WASHINGTON — Members of a NASA safety panel said they see good progress on the development of both exploration systems and commercial crew vehicles, but warn future progress could be hindered by a “bottleneck” of reviews they face.
The Aerospace Safety Advisory Panel (ASAP), meeting March 1 at NASA’s Marshall Space Flight Center, didn’t note any new major safety-related problems involving the two commercial crew vehicles under development, Boeing’s CST-100 Starliner and SpaceX’s Crew Dragon, or NASA’s Space Launch System and Orion programs.
However, members raised concerns about the fact that the simultaneous development of the vehicles could strain NASA’s ability to perform qualification and other safety reviews. That had the potential to create additional schedule pressure on those programs.
“There’s going to be a wall of verification and qualification processes which a finite number of people at NASA are going to have to wade through,” said former astronaut Sandra Magnus. She said companies, and NASA, had to be aware of how to deal with that impending wave of reviews. “This is a potential bottleneck that’s coming up.”
Neither Magnus nor other panel members offered specific solutions to the problem, beyond trying to spread out the work where possible. “Anything that the community can do now to sort of meter that work” would help, she said. “But I think that’s really the next thing we’ll have to keep an eye on as a safety panel.”
Other panel members said that they saw no evidence of schedule pressures in general creating safety issues for the vehicles under development. “The commercial crew program has shown us on the panel that, in spite of a very challenging set of circumstances they’re facing right now, they’re doing an excellent job of making decisions,” said George Nield, associate administrator for commercial space transportation at the Federal Aviation Administration.

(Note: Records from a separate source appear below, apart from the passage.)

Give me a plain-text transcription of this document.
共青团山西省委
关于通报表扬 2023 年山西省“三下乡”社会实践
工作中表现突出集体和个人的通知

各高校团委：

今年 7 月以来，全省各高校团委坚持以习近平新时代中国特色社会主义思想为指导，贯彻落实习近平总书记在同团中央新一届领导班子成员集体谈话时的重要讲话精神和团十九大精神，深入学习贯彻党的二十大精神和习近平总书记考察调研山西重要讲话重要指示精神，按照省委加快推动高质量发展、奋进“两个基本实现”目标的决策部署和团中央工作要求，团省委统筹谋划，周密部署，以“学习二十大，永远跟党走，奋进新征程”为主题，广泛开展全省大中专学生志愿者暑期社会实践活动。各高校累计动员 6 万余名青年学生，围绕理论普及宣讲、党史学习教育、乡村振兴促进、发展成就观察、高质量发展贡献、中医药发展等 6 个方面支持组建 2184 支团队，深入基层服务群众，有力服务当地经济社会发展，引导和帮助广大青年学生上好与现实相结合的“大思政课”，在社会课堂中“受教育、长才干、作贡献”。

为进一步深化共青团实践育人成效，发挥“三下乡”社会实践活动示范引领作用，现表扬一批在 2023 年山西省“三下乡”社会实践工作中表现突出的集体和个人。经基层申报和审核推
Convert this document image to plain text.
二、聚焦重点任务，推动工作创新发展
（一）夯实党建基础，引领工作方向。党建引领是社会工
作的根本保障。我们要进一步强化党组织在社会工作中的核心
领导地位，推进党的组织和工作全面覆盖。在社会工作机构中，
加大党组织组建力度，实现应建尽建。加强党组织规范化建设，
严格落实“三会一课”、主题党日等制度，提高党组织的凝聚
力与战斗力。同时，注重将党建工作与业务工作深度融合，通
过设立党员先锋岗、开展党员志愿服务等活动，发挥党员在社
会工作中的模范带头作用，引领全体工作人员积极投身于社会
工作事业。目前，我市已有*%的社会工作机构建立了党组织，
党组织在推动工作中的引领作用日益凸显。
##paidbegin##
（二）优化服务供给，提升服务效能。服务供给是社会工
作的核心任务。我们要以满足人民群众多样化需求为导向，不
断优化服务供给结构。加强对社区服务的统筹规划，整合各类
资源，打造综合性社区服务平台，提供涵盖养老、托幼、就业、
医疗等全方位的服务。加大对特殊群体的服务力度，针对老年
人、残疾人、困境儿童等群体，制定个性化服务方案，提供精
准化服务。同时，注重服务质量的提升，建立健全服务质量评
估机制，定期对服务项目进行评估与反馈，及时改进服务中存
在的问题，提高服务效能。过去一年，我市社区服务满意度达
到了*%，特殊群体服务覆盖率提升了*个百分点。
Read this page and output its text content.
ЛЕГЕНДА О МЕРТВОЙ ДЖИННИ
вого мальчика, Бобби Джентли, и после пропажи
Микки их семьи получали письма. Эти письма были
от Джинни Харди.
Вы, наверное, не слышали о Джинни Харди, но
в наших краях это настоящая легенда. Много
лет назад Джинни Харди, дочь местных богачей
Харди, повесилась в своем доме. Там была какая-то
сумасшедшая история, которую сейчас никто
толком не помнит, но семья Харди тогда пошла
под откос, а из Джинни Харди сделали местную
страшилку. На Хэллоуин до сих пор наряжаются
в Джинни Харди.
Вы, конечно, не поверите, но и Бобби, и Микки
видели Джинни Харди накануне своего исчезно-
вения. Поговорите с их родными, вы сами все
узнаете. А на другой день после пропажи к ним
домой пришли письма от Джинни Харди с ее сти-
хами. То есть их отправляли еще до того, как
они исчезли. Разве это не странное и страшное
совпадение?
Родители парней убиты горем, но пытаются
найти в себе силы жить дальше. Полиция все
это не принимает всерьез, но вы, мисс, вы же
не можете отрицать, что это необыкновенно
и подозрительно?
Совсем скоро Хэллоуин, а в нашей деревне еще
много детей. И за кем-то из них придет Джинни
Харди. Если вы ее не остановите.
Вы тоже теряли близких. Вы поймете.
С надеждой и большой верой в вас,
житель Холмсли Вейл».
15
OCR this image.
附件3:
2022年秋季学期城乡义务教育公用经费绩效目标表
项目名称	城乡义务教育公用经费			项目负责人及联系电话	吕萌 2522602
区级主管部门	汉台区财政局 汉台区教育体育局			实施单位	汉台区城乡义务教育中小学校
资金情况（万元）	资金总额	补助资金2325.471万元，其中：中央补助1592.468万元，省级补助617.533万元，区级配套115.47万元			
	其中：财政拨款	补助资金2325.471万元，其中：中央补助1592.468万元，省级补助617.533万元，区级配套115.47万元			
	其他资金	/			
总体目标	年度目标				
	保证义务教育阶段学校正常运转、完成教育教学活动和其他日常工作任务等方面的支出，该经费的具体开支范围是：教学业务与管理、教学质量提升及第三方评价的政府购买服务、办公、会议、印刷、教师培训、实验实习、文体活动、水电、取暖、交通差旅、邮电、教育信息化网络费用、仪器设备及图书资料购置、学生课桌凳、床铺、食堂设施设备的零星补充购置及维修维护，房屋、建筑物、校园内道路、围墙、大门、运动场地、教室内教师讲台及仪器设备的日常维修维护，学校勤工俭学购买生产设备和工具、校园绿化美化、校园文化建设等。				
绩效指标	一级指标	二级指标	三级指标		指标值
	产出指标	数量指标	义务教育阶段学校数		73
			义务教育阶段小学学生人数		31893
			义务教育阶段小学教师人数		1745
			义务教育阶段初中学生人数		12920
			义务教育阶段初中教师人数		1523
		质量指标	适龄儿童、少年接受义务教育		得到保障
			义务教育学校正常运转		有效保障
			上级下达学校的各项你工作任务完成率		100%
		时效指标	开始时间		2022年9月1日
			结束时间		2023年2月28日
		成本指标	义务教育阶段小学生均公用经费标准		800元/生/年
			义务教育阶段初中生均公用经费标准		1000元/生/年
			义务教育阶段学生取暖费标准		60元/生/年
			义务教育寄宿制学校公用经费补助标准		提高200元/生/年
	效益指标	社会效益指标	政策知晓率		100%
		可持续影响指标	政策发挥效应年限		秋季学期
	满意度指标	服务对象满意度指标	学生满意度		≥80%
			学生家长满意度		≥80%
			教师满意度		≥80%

He acknowledged, though, that the schedules published by the program, which call for both uncrewed and crewed test flights of both companies’ vehicles by the end of this year, may not be realistic. “It’s very challenging to be able to make the dates that are now being worked to,” he said. “But, encouraging to us is that we don’t see any sign of schedule pressure negatively impacting the decisions that are being made.”
Several factors are affecting the schedule for SLS and Orion, including development of the core stage of the SLS, the service module for Orion and software. Donald McErlean, a former engineering fellow at L-3 Communications, noted that NASA’s plans call for the delivery of the core stage of the first SLS to the Stennis Space Center “very late this year” for engine tests. “While that is certainly a schedule challenge,” he said, “it is within the realm of possibility.”
ASAP endorsed a proposal last year to build a second mobile launch platform for SLS, which would shorten the gap between the first and second SLS missions. That gap, of at least 33 months, is driven by the time needed to modify the existing platform to accommodate the larger version of SLS that will be used on the second and subsequent missions. However, NASA did not request funding for a second mobile launcher in the budget proposal.
“We continue to urge that NASA look for prudent and safe ways to shorten the timeframe between flight operations to mitigate the erosion of launch operations experience,” said Patricia Sanders, chair of the panel.